Marchionne: Giovinazzi is a good guy

Antonio Giovinazzi

Ferrari have a dilemma on their hands as they vainly attempt to get their junior driver Antonio Giovinazzi on to the Formula 1 grid, however, the Italian team’s president Sergio Marchionne insists that it is merely a matter of time before the 23-year-old finds makes his breakthrough.

Meanwhile, Giovinazzi has been handed the Ferrari reserve role and a number of FP1 outings for 2018, while Chares Leclerc – Maranello’s other protege – has been placed with Alfa Romeo backed Sauber alongside Marcus Ericsson.


Marchionne said of the developments, “Giovinazzi is a good guy, and it’s just a question time. He should get his chance.”

And confirmed, “He will be Ferrari’s third driver and he has a programme of testing with Sauber.

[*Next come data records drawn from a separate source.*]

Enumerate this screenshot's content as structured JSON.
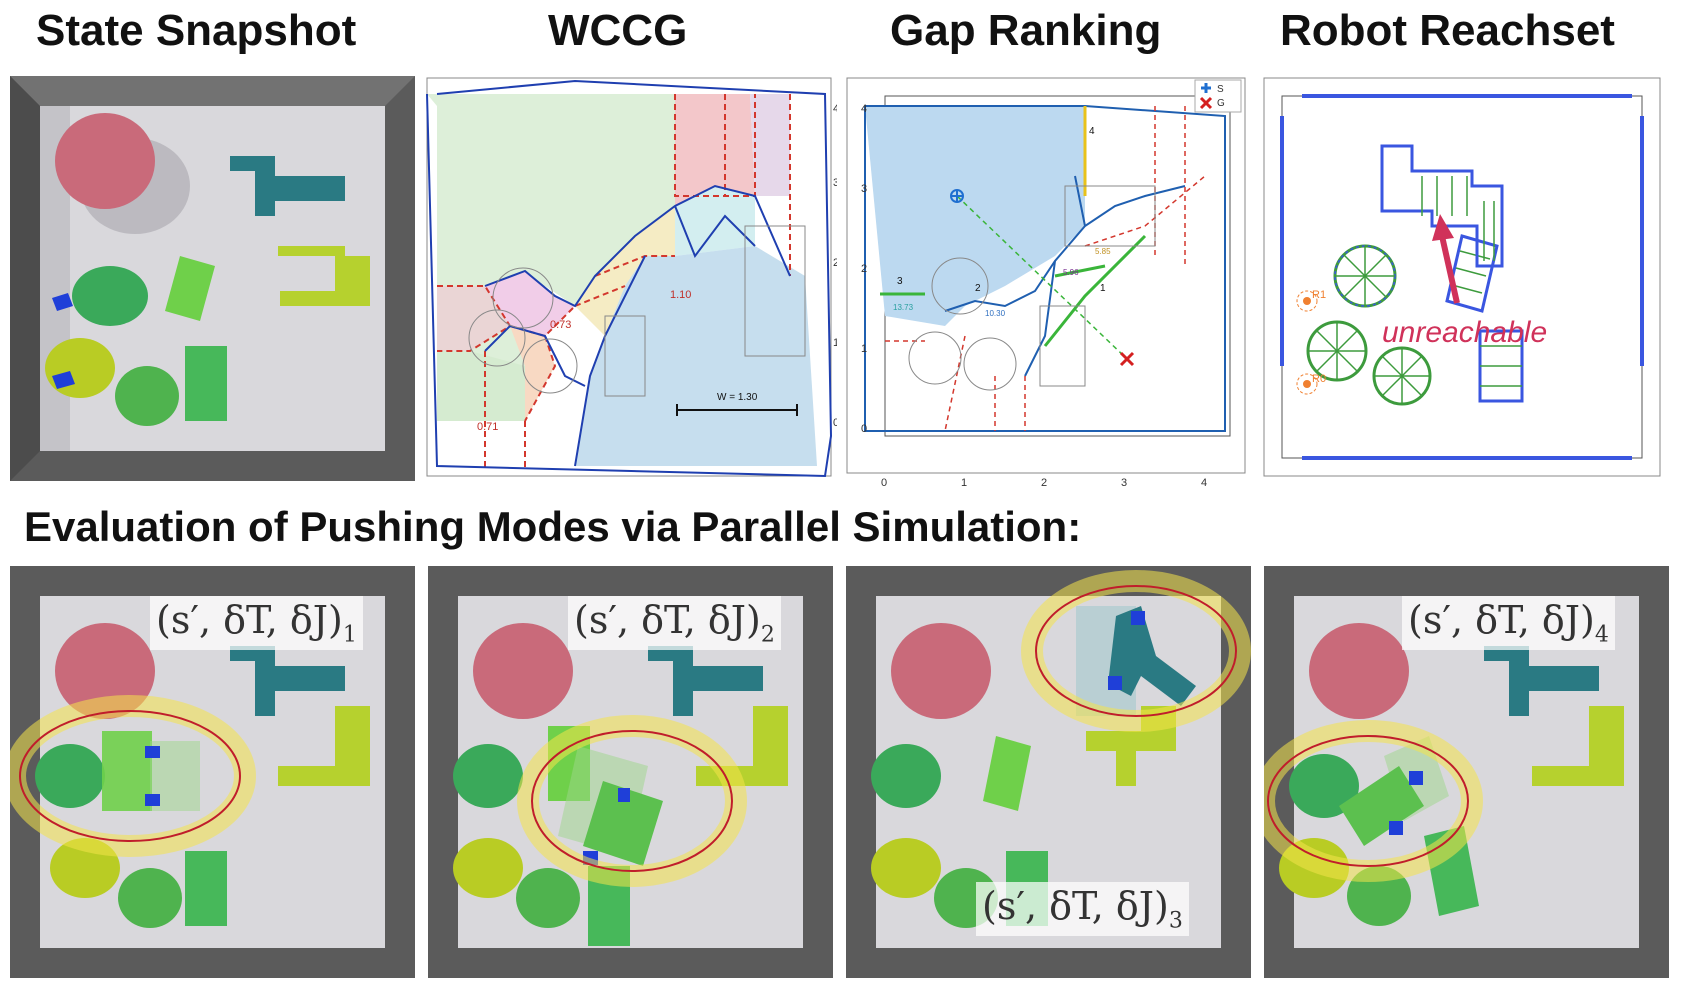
{
  "headers": {
    "state_snapshot": "State Snapshot",
    "wccg": "WCCG",
    "gap_ranking": "Gap Ranking",
    "robot_reachset": "Robot Reachset"
  },
  "section_title": "Evaluation of Pushing Modes via Parallel Simulation:",
  "wccg": {
    "edge_labels": [
      "0.73",
      "1.10",
      "0.71"
    ],
    "scale_label": "W = 1.30",
    "y_ticks": [
      "4",
      "3",
      "2",
      "1",
      "0"
    ]
  },
  "gap_ranking": {
    "legend": [
      "S",
      "G"
    ],
    "gap_labels": [
      "4",
      "3",
      "2",
      "1"
    ],
    "cost_labels": [
      "13.73",
      "10.30",
      "5.96",
      "5.85"
    ],
    "x_ticks": [
      "0",
      "1",
      "2",
      "3",
      "4"
    ],
    "y_ticks": [
      "4",
      "3",
      "2",
      "1",
      "0"
    ]
  },
  "reachset": {
    "robot_labels": [
      "R1",
      "R0"
    ],
    "annotation": "unreachable"
  },
  "modes": [
    {
      "tuple": "(s′, δT, δJ)",
      "subscript": "1"
    },
    {
      "tuple": "(s′, δT, δJ)",
      "subscript": "2"
    },
    {
      "tuple": "(s′, δT, δJ)",
      "subscript": "3"
    },
    {
      "tuple": "(s′, δT, δJ)",
      "subscript": "4"
    }
  ],
  "colors": {
    "wall": "#5b5b5b",
    "floor": "#d9d8dc",
    "pink_cylinder": "#c96a7a",
    "teal_block": "#2a7a83",
    "lime_block": "#b6d12e",
    "green": "#3aa95a",
    "blue_marker": "#1f3fd8",
    "highlight_ring": "#c01d2b",
    "reachset_green": "#3d9b3d",
    "unreachable": "#d0325a"
  }
}
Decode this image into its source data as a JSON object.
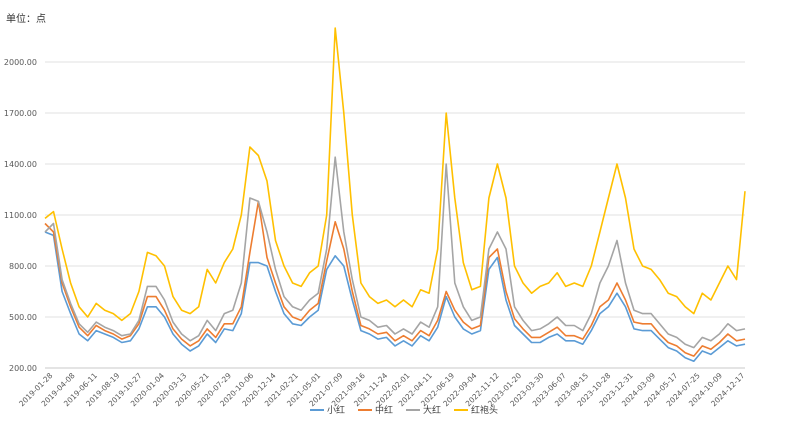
{
  "unit_label": "单位：点",
  "chart_data": {
    "type": "line",
    "ylim": [
      200,
      2200
    ],
    "y_ticks": [
      "200.00",
      "500.00",
      "800.00",
      "1100.00",
      "1400.00",
      "1700.00",
      "2000.00"
    ],
    "y_tick_values": [
      200,
      500,
      800,
      1100,
      1400,
      1700,
      2000
    ],
    "x_tick_labels": [
      "2019-01-28",
      "2019-04-08",
      "2019-06-11",
      "2019-08-19",
      "2019-10-27",
      "2020-01-04",
      "2020-03-13",
      "2020-05-21",
      "2020-07-29",
      "2020-10-06",
      "2020-12-14",
      "2021-02-21",
      "2021-05-01",
      "2021-07-09",
      "2021-09-16",
      "2021-11-24",
      "2022-02-01",
      "2022-04-11",
      "2022-06-19",
      "2022-09-04",
      "2022-11-12",
      "2023-01-20",
      "2023-03-30",
      "2023-06-07",
      "2023-08-15",
      "2023-10-28",
      "2023-12-31",
      "2024-03-09",
      "2024-05-17",
      "2024-07-25",
      "2024-10-09",
      "2024-12-17"
    ],
    "grid": true,
    "legend_position": "bottom",
    "series": [
      {
        "name": "小红",
        "color": "#5B9BD5",
        "values": [
          1000,
          980,
          650,
          520,
          400,
          360,
          420,
          400,
          380,
          350,
          360,
          430,
          560,
          560,
          500,
          400,
          340,
          300,
          330,
          400,
          350,
          430,
          420,
          520,
          820,
          820,
          800,
          650,
          520,
          460,
          450,
          500,
          540,
          780,
          860,
          800,
          600,
          420,
          400,
          370,
          380,
          330,
          360,
          330,
          390,
          360,
          440,
          620,
          500,
          430,
          400,
          420,
          780,
          850,
          600,
          450,
          400,
          350,
          350,
          380,
          400,
          360,
          360,
          340,
          420,
          520,
          560,
          640,
          560,
          430,
          420,
          420,
          370,
          320,
          300,
          260,
          240,
          300,
          280,
          320,
          360,
          330,
          340
        ]
      },
      {
        "name": "中红",
        "color": "#ED7D31",
        "values": [
          1050,
          1000,
          700,
          560,
          440,
          390,
          450,
          420,
          400,
          370,
          390,
          460,
          620,
          620,
          540,
          430,
          370,
          330,
          360,
          430,
          380,
          460,
          460,
          560,
          880,
          1180,
          850,
          700,
          560,
          500,
          480,
          540,
          580,
          830,
          1060,
          900,
          650,
          450,
          430,
          400,
          410,
          360,
          390,
          360,
          420,
          390,
          480,
          650,
          540,
          470,
          430,
          450,
          850,
          900,
          650,
          490,
          430,
          380,
          380,
          410,
          440,
          390,
          390,
          370,
          450,
          560,
          600,
          700,
          600,
          470,
          460,
          460,
          400,
          350,
          330,
          290,
          270,
          330,
          310,
          350,
          400,
          360,
          370
        ]
      },
      {
        "name": "大红",
        "color": "#A5A5A5",
        "values": [
          1000,
          1050,
          720,
          580,
          460,
          410,
          470,
          440,
          420,
          390,
          400,
          480,
          680,
          680,
          600,
          470,
          400,
          360,
          390,
          480,
          420,
          520,
          540,
          700,
          1200,
          1180,
          1000,
          780,
          620,
          560,
          540,
          600,
          640,
          900,
          1440,
          1000,
          720,
          500,
          480,
          440,
          450,
          400,
          430,
          400,
          470,
          440,
          560,
          1400,
          700,
          560,
          480,
          500,
          900,
          1000,
          900,
          560,
          480,
          420,
          430,
          460,
          500,
          450,
          450,
          420,
          520,
          700,
          800,
          950,
          700,
          540,
          520,
          520,
          460,
          400,
          380,
          340,
          320,
          380,
          360,
          400,
          460,
          420,
          430
        ]
      },
      {
        "name": "红袍头",
        "color": "#FFC000",
        "values": [
          1080,
          1120,
          900,
          700,
          560,
          500,
          580,
          540,
          520,
          480,
          520,
          650,
          880,
          860,
          800,
          620,
          540,
          520,
          560,
          780,
          700,
          820,
          900,
          1100,
          1500,
          1450,
          1300,
          950,
          800,
          700,
          680,
          760,
          800,
          1100,
          2200,
          1700,
          1100,
          700,
          620,
          580,
          600,
          560,
          600,
          560,
          660,
          640,
          900,
          1700,
          1200,
          820,
          660,
          680,
          1200,
          1400,
          1200,
          800,
          700,
          640,
          680,
          700,
          760,
          680,
          700,
          680,
          800,
          1000,
          1200,
          1400,
          1200,
          900,
          800,
          780,
          720,
          640,
          620,
          560,
          520,
          640,
          600,
          700,
          800,
          720,
          1240
        ]
      }
    ]
  }
}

We understand his desire to race, but at the moment there are no vacancies.”

“The agreement with Sauber is a way to find an outlet for the youngsters in our Driver Academy, and it will take take time to streamline this system,” explained Marchionne.

Haas, also a Ferrari customer team with close ties to Maranello, were approached to accommodate the young Italian but the American team are remaining loyal to Romain Grosjean and Kevin Magnussen while making it clear that there is no place for Giovinazzi in the team despite having had seven FP1 sessions with them in 2017.

When asked about Giovinazzi’s role with the team by Ekstra Bladet, Haas team principal Guenther Steiner said, “I don’t think it helped us or our drivers. I cannot say how negative it was, but it was not positive. We will see what we are doing next year, but we have not talked about it yet.”

He also confirmed an approach from Ferrari to run Giovinazzi, “They asked, but if you don’t ask you don’t get what you want. They did not pressure us. We quickly clarified that we have two drivers next year. It was pretty straightforward.”

It now appears that Ferrari will up the ante sometime soon and offer Haas a Maserati branding barter deal which could be worth an estimated $25-million. A deal similar to the Sauber Alfa Romeo arrangement.

Although team owner Gene Haas is hardly cash-strapped, that is a chunk of money that few can scoff at, thus if Giovinazzi does not secure a drive for 2018, he could well be in-line for a seat in 2019 with Maserati backed Haas.

Giovinazzi made a solid grand prix debut last year in Melbourne, replacing injured Pascal Wehrlein at Sauber, but had a torrid weekend in China crashing heavily in qualifying and then 24 hours later binned it again during the race, at the same place in full view of everyone in the pitlane.

It was a very expensive weekend for Sauber, and in Hungary, the crash-prone Italian was at it again when he seriously bent Kevin Magnussen’s car during FP1.

Big Question: Does Antonio Giovinazzi deserve a full-time drive in Formula 1?